Laurent Martin, Des rives lointaines

Laurent Martin, Des rives lointaines

Quatre cadavres, des policiers qui enquêtent, mais ce n’est pas vraiment un polar

Une Usine, une Ville, la Caserne (en fait trois « barres » où vivote une population ouvrière) et le Panama (le bar du coin, là où l’on va pour oublier) : la vie des personnages du roman de Laurent Martin ne s’épanouira pas au-delà du cercle que l’on peut tracer entre ces quatre points. Quatre points anonymes, ou portant des noms trop emblématiques, apparaissant toujours en italiques dans le texte – détourés sur la page comme les lieux qu’ils désignent peuvent l’être au milieu de l’environnement des habitants. Des lieux archétypes comme le sont au fond la plupart des personnages – pourtant dûment individualisés, nommés, décrits, et pourvus d’une histoire personnelle.

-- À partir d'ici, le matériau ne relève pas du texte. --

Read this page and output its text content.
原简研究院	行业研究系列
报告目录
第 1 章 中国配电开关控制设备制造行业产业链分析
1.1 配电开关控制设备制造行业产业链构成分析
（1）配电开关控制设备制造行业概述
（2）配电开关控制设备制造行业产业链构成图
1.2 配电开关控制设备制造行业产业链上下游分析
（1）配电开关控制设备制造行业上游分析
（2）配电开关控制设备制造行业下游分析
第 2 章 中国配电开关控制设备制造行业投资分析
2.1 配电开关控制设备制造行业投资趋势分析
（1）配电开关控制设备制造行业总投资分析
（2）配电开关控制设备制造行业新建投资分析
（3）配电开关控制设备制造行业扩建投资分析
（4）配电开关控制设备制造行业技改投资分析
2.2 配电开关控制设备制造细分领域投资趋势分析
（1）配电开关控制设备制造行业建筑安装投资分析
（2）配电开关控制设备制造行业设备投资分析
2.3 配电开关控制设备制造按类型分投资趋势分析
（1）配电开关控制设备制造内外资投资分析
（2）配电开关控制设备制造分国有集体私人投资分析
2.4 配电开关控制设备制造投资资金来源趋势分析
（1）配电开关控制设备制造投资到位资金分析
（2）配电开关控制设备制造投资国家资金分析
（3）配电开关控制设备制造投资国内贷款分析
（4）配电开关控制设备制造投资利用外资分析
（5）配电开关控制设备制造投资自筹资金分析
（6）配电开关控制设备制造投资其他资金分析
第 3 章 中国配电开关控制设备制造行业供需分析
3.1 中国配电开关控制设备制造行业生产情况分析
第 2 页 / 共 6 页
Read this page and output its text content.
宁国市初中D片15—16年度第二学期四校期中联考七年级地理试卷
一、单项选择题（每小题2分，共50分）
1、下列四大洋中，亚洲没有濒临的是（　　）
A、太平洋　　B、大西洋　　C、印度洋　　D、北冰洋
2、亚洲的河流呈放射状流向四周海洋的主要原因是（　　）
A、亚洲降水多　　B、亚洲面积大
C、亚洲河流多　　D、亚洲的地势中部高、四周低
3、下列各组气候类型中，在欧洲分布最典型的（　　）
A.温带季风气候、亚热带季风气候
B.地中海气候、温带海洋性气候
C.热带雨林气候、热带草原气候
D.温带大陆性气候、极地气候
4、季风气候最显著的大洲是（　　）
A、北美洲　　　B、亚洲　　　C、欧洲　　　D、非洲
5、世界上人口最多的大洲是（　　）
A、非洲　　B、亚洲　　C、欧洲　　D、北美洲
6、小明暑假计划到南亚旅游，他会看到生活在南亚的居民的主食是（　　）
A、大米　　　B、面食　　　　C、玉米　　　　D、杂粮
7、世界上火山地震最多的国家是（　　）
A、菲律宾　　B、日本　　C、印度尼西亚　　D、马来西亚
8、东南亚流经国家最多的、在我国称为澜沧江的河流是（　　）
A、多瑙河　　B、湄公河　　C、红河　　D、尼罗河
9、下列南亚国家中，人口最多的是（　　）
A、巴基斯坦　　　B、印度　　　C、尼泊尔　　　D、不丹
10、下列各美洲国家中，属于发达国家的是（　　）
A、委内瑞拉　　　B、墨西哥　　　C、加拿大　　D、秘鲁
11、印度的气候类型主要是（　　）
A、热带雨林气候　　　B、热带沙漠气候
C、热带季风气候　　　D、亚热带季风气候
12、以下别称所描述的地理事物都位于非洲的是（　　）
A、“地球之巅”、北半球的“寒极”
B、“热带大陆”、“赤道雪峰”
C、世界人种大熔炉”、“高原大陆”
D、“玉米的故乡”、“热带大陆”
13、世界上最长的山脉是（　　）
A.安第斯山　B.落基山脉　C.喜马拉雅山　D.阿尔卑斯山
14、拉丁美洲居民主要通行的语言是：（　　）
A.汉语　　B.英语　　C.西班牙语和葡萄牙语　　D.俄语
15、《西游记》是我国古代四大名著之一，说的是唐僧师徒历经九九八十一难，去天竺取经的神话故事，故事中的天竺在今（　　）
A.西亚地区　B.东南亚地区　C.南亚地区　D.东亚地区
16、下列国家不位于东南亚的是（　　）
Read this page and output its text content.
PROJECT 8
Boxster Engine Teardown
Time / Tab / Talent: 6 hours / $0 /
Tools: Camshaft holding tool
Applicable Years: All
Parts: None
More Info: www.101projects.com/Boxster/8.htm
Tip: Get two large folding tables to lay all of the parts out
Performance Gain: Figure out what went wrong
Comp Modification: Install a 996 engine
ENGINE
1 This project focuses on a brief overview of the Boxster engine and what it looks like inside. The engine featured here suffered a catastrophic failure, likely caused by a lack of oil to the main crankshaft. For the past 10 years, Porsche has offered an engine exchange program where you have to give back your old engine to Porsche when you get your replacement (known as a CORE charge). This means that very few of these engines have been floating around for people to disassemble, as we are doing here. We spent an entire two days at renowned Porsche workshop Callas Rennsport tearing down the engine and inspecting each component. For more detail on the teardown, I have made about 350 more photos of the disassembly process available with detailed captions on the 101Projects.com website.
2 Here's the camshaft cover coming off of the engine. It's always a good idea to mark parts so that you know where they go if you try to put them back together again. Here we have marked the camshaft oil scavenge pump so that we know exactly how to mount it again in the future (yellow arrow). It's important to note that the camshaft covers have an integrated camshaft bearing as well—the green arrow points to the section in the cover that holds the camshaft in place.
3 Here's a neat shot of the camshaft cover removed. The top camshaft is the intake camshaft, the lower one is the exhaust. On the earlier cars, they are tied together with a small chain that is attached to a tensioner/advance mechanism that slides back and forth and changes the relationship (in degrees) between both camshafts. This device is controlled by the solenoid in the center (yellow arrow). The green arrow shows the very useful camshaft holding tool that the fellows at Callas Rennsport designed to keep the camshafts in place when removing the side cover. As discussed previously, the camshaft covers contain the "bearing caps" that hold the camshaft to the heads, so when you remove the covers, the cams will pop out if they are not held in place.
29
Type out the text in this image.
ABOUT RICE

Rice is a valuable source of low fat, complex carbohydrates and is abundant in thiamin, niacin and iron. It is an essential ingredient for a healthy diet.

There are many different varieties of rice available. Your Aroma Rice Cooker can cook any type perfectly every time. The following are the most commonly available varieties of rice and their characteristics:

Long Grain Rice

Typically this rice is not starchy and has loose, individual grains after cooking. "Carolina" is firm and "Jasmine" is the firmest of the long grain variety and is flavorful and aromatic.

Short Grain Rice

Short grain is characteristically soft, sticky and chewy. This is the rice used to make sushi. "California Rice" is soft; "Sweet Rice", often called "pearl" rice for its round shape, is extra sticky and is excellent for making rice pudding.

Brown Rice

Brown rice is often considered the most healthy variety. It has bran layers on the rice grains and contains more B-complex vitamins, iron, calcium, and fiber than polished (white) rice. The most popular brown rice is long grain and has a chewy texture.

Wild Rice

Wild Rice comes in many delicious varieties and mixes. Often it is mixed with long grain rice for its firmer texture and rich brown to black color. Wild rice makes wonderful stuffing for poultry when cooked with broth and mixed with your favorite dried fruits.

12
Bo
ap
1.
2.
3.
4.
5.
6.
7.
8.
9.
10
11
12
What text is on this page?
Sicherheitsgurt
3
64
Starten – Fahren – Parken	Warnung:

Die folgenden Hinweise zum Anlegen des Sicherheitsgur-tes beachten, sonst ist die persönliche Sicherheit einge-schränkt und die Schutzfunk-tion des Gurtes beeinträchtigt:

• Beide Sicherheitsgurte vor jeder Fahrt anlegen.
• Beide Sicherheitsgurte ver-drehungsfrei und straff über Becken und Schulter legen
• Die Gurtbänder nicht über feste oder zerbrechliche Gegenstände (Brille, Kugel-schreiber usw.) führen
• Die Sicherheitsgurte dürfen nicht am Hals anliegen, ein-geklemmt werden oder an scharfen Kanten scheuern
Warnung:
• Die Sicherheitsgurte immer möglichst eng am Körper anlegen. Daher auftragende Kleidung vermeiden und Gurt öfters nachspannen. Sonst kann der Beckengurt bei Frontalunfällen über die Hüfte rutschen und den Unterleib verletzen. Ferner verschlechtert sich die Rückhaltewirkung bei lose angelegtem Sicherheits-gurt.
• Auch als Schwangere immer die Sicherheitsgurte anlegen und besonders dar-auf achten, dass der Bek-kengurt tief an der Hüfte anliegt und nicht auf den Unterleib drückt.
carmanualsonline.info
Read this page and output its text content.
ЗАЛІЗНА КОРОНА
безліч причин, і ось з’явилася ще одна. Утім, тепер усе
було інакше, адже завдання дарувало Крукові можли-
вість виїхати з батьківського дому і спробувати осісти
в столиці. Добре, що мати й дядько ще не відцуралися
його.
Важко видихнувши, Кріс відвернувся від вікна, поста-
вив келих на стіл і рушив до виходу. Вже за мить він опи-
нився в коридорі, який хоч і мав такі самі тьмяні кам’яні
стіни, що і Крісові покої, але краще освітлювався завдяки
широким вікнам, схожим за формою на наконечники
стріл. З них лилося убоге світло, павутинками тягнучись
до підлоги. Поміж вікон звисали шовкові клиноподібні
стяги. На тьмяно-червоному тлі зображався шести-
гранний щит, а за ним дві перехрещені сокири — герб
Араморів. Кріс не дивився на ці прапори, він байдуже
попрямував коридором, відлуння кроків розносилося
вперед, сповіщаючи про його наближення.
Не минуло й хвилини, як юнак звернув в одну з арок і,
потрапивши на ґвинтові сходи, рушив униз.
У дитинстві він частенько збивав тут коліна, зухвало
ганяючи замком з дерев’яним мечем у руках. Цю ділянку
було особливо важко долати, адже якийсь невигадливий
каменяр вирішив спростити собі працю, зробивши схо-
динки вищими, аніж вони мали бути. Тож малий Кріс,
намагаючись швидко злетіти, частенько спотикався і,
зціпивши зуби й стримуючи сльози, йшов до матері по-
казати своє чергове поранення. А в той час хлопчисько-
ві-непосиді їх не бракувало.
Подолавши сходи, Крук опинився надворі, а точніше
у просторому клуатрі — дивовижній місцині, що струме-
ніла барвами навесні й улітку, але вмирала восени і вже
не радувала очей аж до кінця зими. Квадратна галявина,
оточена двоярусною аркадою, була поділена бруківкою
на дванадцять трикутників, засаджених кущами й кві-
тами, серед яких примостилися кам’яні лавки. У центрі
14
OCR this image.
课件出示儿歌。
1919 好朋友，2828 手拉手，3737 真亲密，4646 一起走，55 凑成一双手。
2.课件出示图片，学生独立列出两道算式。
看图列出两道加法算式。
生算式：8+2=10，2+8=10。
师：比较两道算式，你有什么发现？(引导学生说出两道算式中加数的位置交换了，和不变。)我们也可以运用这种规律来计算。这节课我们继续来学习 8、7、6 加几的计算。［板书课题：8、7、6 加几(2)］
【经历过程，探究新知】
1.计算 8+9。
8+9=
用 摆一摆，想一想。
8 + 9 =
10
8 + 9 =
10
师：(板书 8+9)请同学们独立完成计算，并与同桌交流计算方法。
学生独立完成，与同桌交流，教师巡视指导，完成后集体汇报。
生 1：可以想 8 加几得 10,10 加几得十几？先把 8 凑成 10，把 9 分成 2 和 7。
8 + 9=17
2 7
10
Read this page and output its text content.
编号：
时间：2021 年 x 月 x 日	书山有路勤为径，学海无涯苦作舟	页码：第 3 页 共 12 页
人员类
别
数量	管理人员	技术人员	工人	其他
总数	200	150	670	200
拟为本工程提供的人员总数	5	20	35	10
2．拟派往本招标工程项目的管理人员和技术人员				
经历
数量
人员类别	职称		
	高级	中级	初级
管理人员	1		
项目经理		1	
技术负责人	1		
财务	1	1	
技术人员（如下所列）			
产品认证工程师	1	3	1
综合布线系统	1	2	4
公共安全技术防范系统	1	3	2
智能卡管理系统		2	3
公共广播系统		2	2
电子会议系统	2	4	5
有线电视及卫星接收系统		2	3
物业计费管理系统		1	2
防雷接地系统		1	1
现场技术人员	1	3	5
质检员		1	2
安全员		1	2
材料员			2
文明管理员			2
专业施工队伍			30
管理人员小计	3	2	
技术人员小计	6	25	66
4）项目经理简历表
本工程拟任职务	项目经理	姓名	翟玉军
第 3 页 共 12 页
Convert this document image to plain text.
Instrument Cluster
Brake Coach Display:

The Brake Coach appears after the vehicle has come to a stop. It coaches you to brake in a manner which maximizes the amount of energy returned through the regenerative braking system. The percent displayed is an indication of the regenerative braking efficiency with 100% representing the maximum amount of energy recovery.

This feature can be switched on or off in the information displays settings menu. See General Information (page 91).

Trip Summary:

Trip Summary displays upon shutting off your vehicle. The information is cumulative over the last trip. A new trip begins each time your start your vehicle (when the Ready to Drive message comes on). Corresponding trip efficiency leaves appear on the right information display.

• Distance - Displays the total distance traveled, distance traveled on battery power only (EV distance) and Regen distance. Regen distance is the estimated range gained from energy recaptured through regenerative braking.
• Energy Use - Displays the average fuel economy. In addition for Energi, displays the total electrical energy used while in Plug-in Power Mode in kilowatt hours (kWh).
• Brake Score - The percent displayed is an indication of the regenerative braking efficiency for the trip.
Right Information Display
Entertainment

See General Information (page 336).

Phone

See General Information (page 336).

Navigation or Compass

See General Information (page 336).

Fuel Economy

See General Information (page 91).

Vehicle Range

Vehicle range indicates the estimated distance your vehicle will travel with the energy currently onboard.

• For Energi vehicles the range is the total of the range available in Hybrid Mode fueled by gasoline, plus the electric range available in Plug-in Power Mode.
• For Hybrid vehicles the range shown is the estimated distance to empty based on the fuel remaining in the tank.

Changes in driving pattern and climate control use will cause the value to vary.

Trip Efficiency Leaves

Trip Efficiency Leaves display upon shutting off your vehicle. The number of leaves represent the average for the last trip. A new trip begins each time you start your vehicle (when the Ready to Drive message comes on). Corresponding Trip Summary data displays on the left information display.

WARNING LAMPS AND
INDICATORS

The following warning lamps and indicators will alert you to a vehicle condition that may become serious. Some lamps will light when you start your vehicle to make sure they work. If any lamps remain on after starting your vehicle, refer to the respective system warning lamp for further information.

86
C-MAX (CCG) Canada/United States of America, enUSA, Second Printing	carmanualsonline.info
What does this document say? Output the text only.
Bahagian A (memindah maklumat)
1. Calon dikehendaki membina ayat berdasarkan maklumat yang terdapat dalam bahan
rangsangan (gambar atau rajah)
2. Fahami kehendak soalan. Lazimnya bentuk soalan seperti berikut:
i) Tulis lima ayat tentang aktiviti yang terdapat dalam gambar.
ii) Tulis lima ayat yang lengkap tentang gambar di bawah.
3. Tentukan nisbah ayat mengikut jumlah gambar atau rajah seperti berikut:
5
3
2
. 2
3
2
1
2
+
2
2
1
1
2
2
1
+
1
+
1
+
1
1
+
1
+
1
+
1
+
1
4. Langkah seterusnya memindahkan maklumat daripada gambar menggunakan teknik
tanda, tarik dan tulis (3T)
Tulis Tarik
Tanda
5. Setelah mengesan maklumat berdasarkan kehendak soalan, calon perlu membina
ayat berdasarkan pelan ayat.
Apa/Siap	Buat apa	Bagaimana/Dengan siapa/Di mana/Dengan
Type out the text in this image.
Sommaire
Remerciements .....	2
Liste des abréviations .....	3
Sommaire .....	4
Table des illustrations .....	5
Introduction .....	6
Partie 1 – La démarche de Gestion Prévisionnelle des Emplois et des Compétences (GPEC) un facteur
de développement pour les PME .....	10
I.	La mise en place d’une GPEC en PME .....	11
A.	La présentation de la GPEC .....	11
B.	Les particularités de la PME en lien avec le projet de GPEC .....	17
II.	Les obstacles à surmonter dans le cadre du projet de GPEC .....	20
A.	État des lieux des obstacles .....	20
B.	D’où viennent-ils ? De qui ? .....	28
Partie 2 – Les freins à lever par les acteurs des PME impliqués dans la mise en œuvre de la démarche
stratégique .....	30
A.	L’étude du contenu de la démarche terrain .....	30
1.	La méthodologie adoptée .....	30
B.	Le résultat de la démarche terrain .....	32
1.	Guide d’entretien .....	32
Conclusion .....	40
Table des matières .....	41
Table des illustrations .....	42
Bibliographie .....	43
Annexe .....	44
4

Dans une langue familière, cultivant les relâchements syntaxiques propres au langage parlé mais soucieuse, aussi, d’une certaine rythmique qui l’apparente, en maints endroits, à de la poésie – notamment lorsque les adjectifs se juxtaposent sans virgule : Des heures d’impatience contenues retenues étouffées dans les corps de chacun. – Joseph, le narrateur, raconte les gens, les lieux… la vie telle qu’en elle-même. Il y a ses rêves d’ailleurs (les rives du Mississipi), sa bien-aimée Julitte, la ritournelle du vin blanc sec qui coule dans les gosiers – tel l’hymne local – la vieille prostituée sur le retour mais généreuse en diable, le Grand Louis tout juste sorti de prison qui a trouvé son salut dans la lecture et l’observation des étoiles, la tendre Juliette qui bosse dur pour « faire des études »… Et s’il n’y avait pas ces cadavres, ces morts de façon pas naturelle, l’on aurait entre les mains rien autre qu’une banale chronique banlieusarde désabusée douce amère et cruelle – inclinant vers le mélodrame sirupeux larmoyant si l’on ajoute que le narrateur n’a pas connu son père, qu’il doit quitter le lycée et aller à l’Usine pour aider sa pauvre mère en train de sombrer dans la folie… mais ce ne sont pas ces cadavres qui vont faire basculer le récit vers le polar. Non : le roman demeure social.

Et c’est sans doute son aspect le plus irritant : l’insistance à souligner l’horizon bouché des ouvriers, la ghettoïsation de la Caserne, l’impossibilité de trouver le réconfort ailleurs que dans le vin blanc sec devient pesante à la longue ; le manichéisme facile opposant les pauvres ouvriers généreux solidaires exploités au Directeur paternaliste, soucieux de rentabilité, et menant son monde à la baguette fait sourire, et, enfin, la glorification sans nuance du militantisme syndical et de la solidarité prolétarienne a des couleurs très épinaliennes…

Mais il y a l’écriture qui sauve tout – ou presque – avec cette poésie un peu naïve qui croque sans concession une réalité morne et grise : Les autres, ils passent leur temps à regarder le temps qui n’avance pas, ou qui avance trop vite. C’est selon. Une poésie qui relève de sa chaleur la tendresse dont le récit est empreint, confère une sincérité émouvante aux pires lieux communs du mélodrame social et qui, surtout, fait pardonner cette façon par trop hagiographique de dépeindre la condition ouvrière et le militantisme syndical.
De la Caserne au Mississipi, il y a l’espace des rêveries d’un adolescent – et le livre de Laurent Martin.

isabelle roche

   
 

Laurent Martin, Des rives lointaines, Le Passage, 2004, 136 p. – 14,00 €.